The arduous climb not only honors the ultimate sacrifice of the 343 first responders who died at Ground Zero on 9/11, it gives crews a chance to reflect on the duties all firefighters have in their communities.

Captain Thompson, engineer Parke, and firefighter Miller climb 110 floors of the Metro Road drill tower on 9/11/21 (Gregory Hirst)

“There’s a mindset among first responders that there’s a job to be done,” McJunkin said. “And we have to be ready to perform on someone else’s worst day.”

McJunkin was off duty on the morning of the attacks in 2001, but as reports began to emerge, he ended up with crews at Station 1 watching the events unfold.

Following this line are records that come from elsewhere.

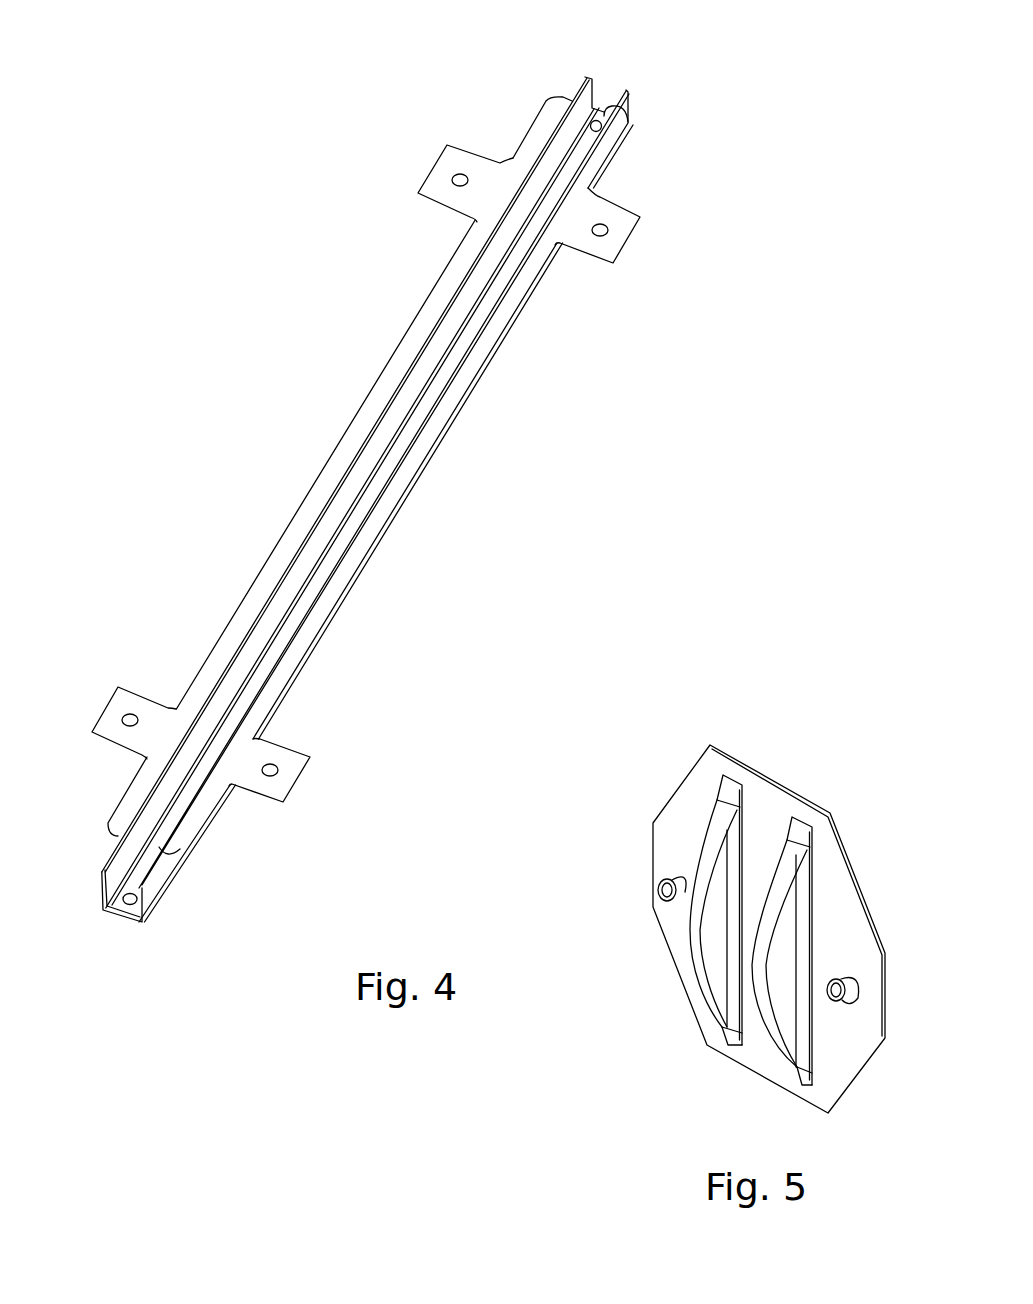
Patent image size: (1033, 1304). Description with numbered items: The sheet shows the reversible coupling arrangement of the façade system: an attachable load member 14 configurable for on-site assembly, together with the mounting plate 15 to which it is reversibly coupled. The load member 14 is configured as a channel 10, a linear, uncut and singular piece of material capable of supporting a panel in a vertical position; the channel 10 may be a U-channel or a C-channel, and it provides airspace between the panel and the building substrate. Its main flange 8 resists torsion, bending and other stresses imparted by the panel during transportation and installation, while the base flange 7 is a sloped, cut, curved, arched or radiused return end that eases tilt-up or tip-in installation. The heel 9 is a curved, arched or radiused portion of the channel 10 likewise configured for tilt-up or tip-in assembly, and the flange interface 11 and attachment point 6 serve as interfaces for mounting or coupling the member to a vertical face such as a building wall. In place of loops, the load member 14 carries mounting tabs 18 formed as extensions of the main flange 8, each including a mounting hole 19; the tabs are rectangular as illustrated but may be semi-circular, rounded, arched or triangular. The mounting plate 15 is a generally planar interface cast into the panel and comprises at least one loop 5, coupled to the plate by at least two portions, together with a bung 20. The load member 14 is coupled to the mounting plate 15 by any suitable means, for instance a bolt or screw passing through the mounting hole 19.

In FIG. 5, the loop 5 is at (702, 827).
In FIG. 4, the attachment point 6 is at (123, 903).
In FIG. 4, the base flange 7 is at (165, 853).
In FIG. 4, the main flange 8 is at (355, 500).
In FIG. 4, the heel 9 is at (102, 867).
In FIG. 4, the channel 10 is at (597, 118).
In FIG. 4, the flange interface 11 is at (387, 377).
In FIG. 4, the attachable load member 14 is at (377, 533).
In FIG. 5, the mounting plate 15 is at (755, 901).
In FIG. 4, the mounting tabs 18 is at (300, 777).
In FIG. 4, the mounting hole 19 is at (605, 235).
In FIG. 5, the bung 20 is at (850, 970).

Captain Thompson, engineer Parke, and firefighter Miller climb 110 floors of the Metro Road drill tower on 9/11/21 (Gregory Hirst)

20 years later, McJunkin recalls what is sometimes referred to as the “9/12 perspective.”

“For such an unfortunate event, there was a unity that brought us all together. … If we all felt the way we did in that particular moment, we’d be in a much better place.”

McJunkin said he couldn’t easily recall a sense of unity that powerful before or since.

“In that tragedy, there was a lesson that we are maybe forgetting,” McJunkin said.